Rural Success Stories
Rural Success Stories
Home | View all Success Stories
Producing trophy bucks is goal of Oxford entrepreneur
Nothing thrills a deer hunter more than a trophy buck with a massive rack of thick, sturdy antlers. But when winters are hard and feed is scarce, nutrition is compromised and bucks grow undersized antlers while does birth weak, undernourished fawns in the spring.
Rich Carpenter recounts a hunting trip and the moment this realization led to the founding of a new company in Oxford: “A harsh winter had set in and a small buck came by my post. It looked thin, and as I watched it chew on a dried oak leaf for sustenance, I realized that during the scarce times of winter, the health of wildlife is seriously compromised.”

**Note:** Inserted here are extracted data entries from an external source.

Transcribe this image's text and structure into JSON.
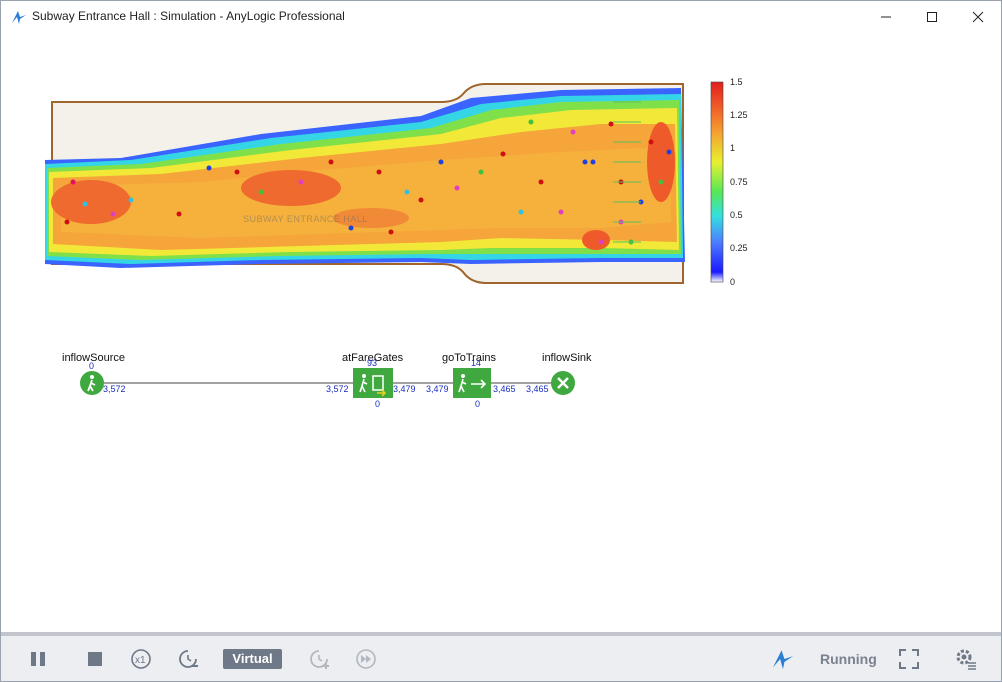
{
  "window": {
    "title": "Subway Entrance Hall : Simulation - AnyLogic Professional"
  },
  "hall": {
    "label": "SUBWAY ENTRANCE HALL"
  },
  "density_legend": {
    "ticks": [
      "1.5",
      "1.25",
      "1",
      "0.75",
      "0.5",
      "0.25",
      "0"
    ]
  },
  "flowchart": {
    "blocks": [
      {
        "name": "inflowSource",
        "top_count": "0",
        "out": "3,572"
      },
      {
        "name": "atFareGates",
        "top_count": "93",
        "in": "3,572",
        "out": "3,479",
        "bottom": "0"
      },
      {
        "name": "goToTrains",
        "top_count": "14",
        "in": "3,479",
        "out": "3,465",
        "bottom": "0"
      },
      {
        "name": "inflowSink",
        "in": "3,465"
      }
    ]
  },
  "toolbar": {
    "mode_label": "Virtual",
    "status": "Running"
  }
}
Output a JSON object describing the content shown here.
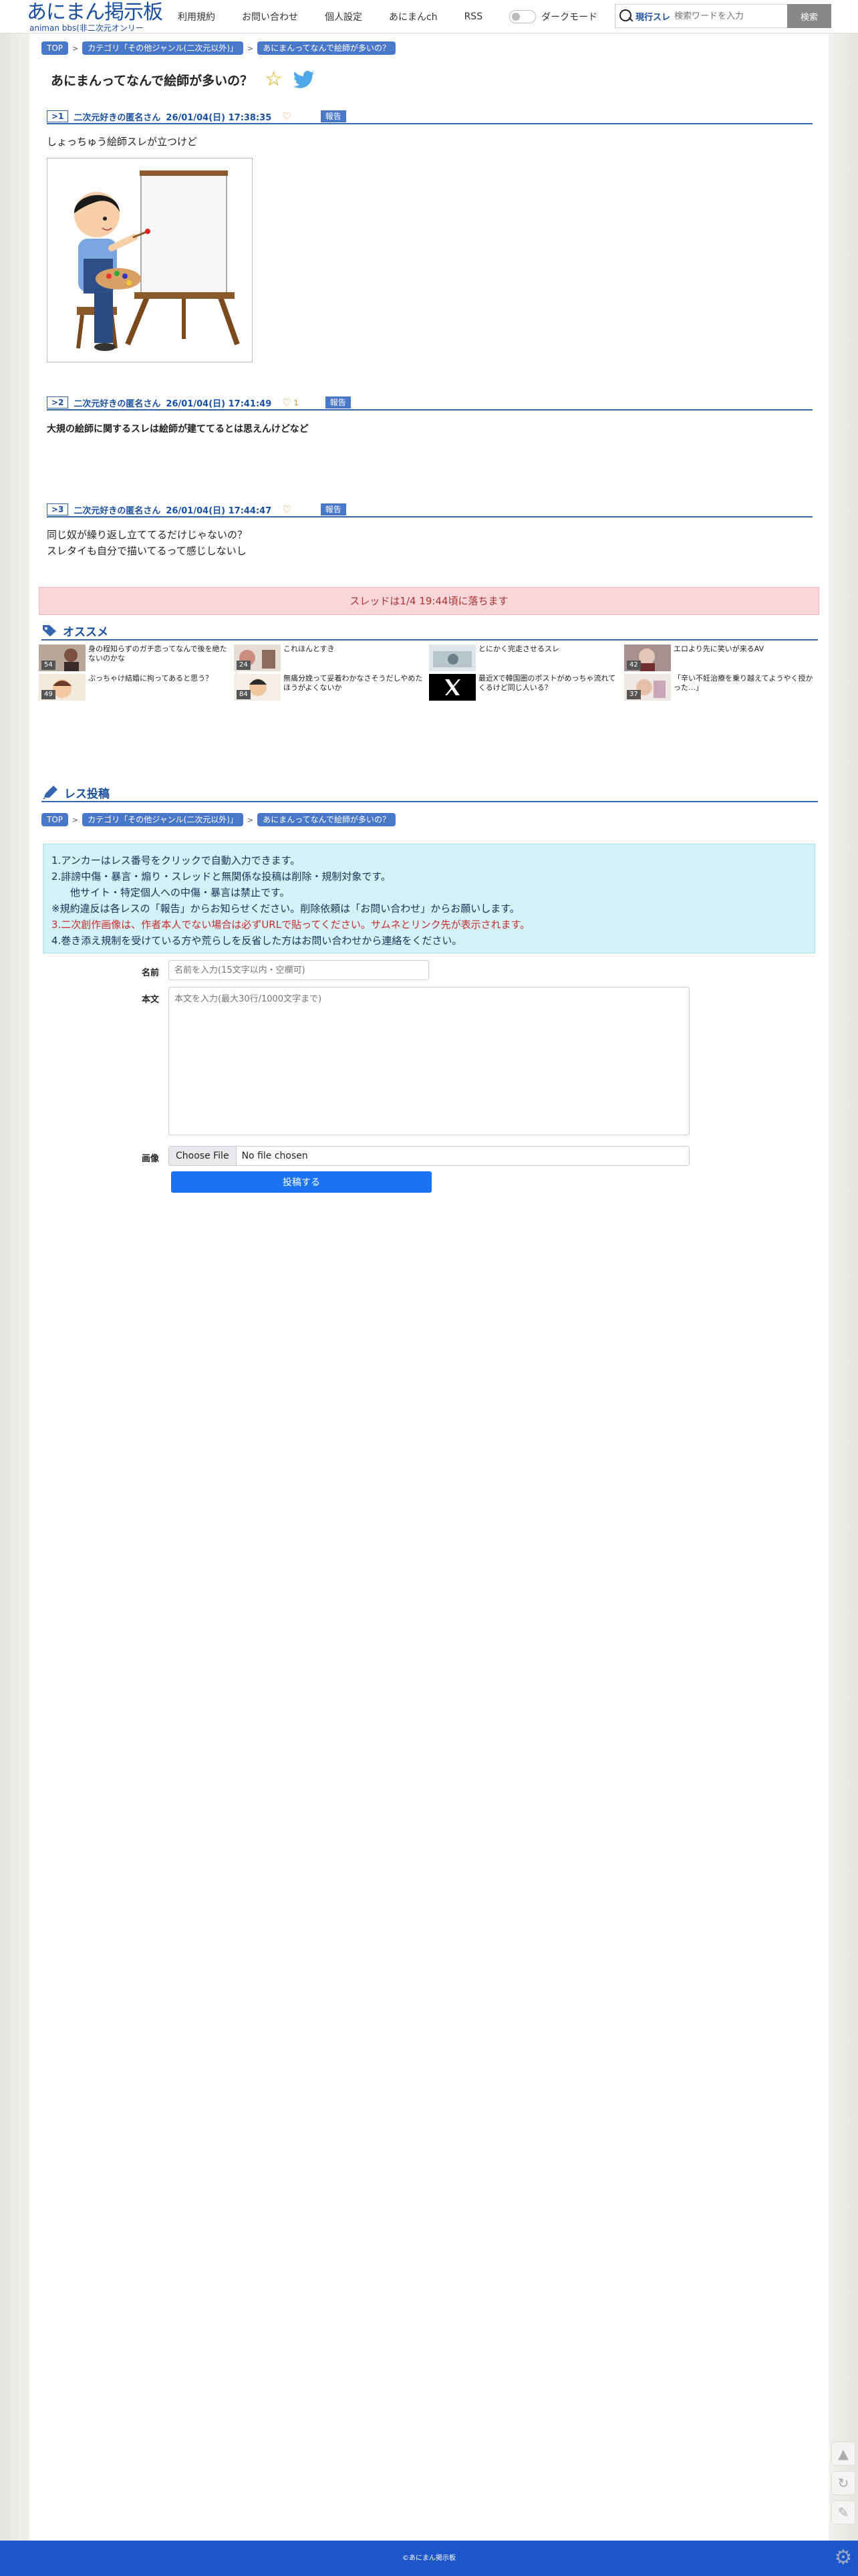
{
  "header": {
    "logo_title": "あにまん掲示板",
    "logo_sub": "animan bbs(非二次元オンリー",
    "nav": [
      "利用規約",
      "お問い合わせ",
      "個人設定",
      "あにまんch",
      "RSS"
    ],
    "dark_mode_label": "ダークモード",
    "search_scope": "現行スレ",
    "search_placeholder": "検索ワードを入力",
    "search_button": "検索"
  },
  "breadcrumb": [
    "TOP",
    "カテゴリ「その他ジャンル(二次元以外)」",
    "あにまんってなんで絵師が多いの？"
  ],
  "thread_title": "あにまんってなんで絵師が多いの？",
  "posts": [
    {
      "no": ">1",
      "name": "二次元好きの匿名さん",
      "date": "26/01/04(日) 17:38:35",
      "likes": "",
      "report": "報告",
      "lines": [
        "しょっちゅう絵師スレが立つけど"
      ]
    },
    {
      "no": ">2",
      "name": "二次元好きの匿名さん",
      "date": "26/01/04(日) 17:41:49",
      "likes": "1",
      "report": "報告",
      "lines": [
        "大規の絵師に関するスレは絵師が建ててるとは思えんけどなど"
      ]
    },
    {
      "no": ">3",
      "name": "二次元好きの匿名さん",
      "date": "26/01/04(日) 17:44:47",
      "likes": "",
      "report": "報告",
      "lines": [
        "同じ奴が繰り返し立ててるだけじゃないの？",
        "スレタイも自分で描いてるって感じしないし"
      ]
    }
  ],
  "expire_notice": "スレッドは1/4 19:44頃に落ちます",
  "recommend": {
    "title": "オススメ",
    "items": [
      {
        "text": "身の程知らずのガチ恋ってなんで後を絶たないのかな",
        "count": "54"
      },
      {
        "text": "これほんとすき",
        "count": "24"
      },
      {
        "text": "とにかく完走させるスレ",
        "count": ""
      },
      {
        "text": "エロより先に笑いが来るAV",
        "count": "42"
      },
      {
        "text": "ぶっちゃけ結婚に拘ってあると思う？",
        "count": "49"
      },
      {
        "text": "無痛分娩って妥着わかなさそうだしやめたほうがよくないか",
        "count": "84"
      },
      {
        "text": "最近Xで韓国圏のポストがめっちゃ流れてくるけど同じ人いる？",
        "count": ""
      },
      {
        "text": "「辛い不妊治療を乗り越えてようやく授かった…」",
        "count": "37"
      }
    ]
  },
  "reply": {
    "title": "レス投稿",
    "rules": [
      "1.アンカーはレス番号をクリックで自動入力できます。",
      "2.誹謗中傷・暴言・煽り・スレッドと無関係な投稿は削除・規制対象です。",
      "他サイト・特定個人への中傷・暴言は禁止です。",
      "※規約違反は各レスの「報告」からお知らせください。削除依頼は「お問い合わせ」からお願いします。",
      "3.二次創作画像は、作者本人でない場合は必ずURLで貼ってください。サムネとリンク先が表示されます。",
      "4.巻き添え規制を受けている方や荒らしを反省した方はお問い合わせから連絡をください。"
    ],
    "name_label": "名前",
    "name_placeholder": "名前を入力(15文字以内・空欄可)",
    "body_label": "本文",
    "body_placeholder": "本文を入力(最大30行/1000文字まで)",
    "image_label": "画像",
    "choose_file": "Choose File",
    "no_file": "No file chosen",
    "submit": "投稿する"
  },
  "footer": "©あにまん掲示板",
  "colors": {
    "brand_blue": "#1a4fa0",
    "accent_blue": "#4a78c8",
    "footer_blue": "#1d56c9",
    "submit_blue": "#1a73f0",
    "alert_pink": "#f9d7d9",
    "rules_cyan": "#d2f2f8"
  }
}
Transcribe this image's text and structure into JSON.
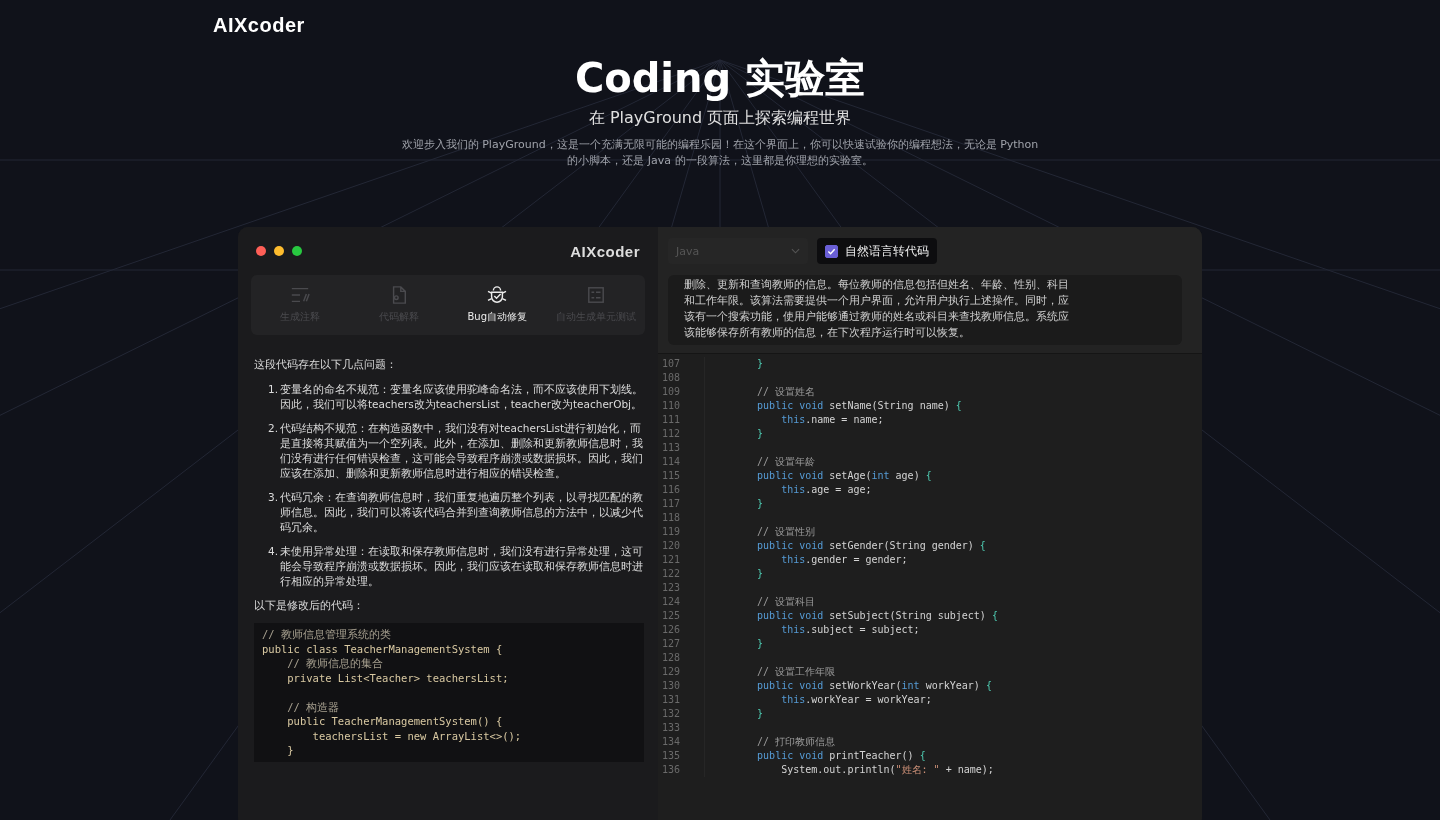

Carpenter’s business plan unfolded from that moment and today he is mixing, packaging and marketing a high-protein feed for deer made from locally-sourced corn, soy beans and oats. Called Feed the Bone, the product also contains a blend of minerals, vitamins and electrolytes.
Carpenter’s experience and research tells him that feeding deer through the hard days of winter not only stimulates the growth of big antlers, but also contributes to the overall health of the animals. Carpenter’s company, Double Lung Outdoors, has created two supplements, Massive 40 Bone Builder and Massive 40 Protein Pack, which he says aids in maximum bone, muscle and antler development.
“With multiple-grain products, 26 essential vitamins and minerals, electrolytes, and a powerful attractant this supplement offers wildlife the optimal nutrition they need at an affordable price for the costumer,” Carpenter said.
A growing market
Carpenter’s supplements are used by sportsman, outfitters, and deer farmers who want healthier wildlife. A typical customer manages a business that invests in healthy deer and large bucks with impressive racks, such as the many hunting preserves starting up in rural areas of Nebraska and elsewhere. Owners of hunting lodges and outfitters also often feed their wildlife during the harsh winter months.
To help his customers visualize the efficacy of Feed the Bone, Carpenter often installs trail cameras to film the deer eating the Feed the Bone grain product.
“My customers are surprised at the variety of wildlife that feed on the grains in addition to the deer,” he said.
A life in animal nutrition
Carpenter’s interest and expertise in animal nutrition is derived from his 38-year career as plant manager for Merrick’s Inc., a Wisconsin-based animal feed producer with a subsidiary plant in Oxford, Nebraska. The company manufactures milk protein and fat products for baby animals worldwide.
Feed the Bone is ground, mixed, weighed and packaged on the outskirts of Oxford. Carpenter purchases high-quality grain from local farmers and the local coop. A mixer blends the grain, and he adds the vitamin, minerals, electrolytes and flavor supplements. The nutritional quality of the product has been tested at Ward’s Lab in Kearney, and the research found that the quality of nutrition is as claimed and digestibility is 80%.
Marketing and shipping the product are among the challenges for the business. Carpenter and his sons market the deer food at three shows: the Nebraska Big Buck Classic, the Iowa Deer Classic, and the Amish Deer Farming show in Pennsylvania and Ohio. The product also is also marketed on the company’s website, www.feedthebone.com.
To lower the cost of shipping, Carpenter is actively seeking distributors who can sell the product from locations closer to his customers.
“We are contacting small sporting goods stores to handle the product, and looking for distributors in Kansas, Iowa, Colorado, Texas and South Dakota,” Carpenter says.
A rewarding business
Although Double Lung Outdoor is young and still finding its way, to Rich Carpenter, being outdoors surrounded by the great trees along the Republican River and close to a wide variety of wildlife is immensely rewarding.
“I am a hunter, and I believe in harvesting deer for the health of the herd and to lessen the deer’s impact on crops in the field and on the highways, but I respect all wildlife. I carry a camera on my hunts and when I’m sitting in the blind, I see turkeys, skunks, raccoons, coyotes, and a variety of birds that stay through the winter. I enjoy watching the wildlife as much as hunting the deer.”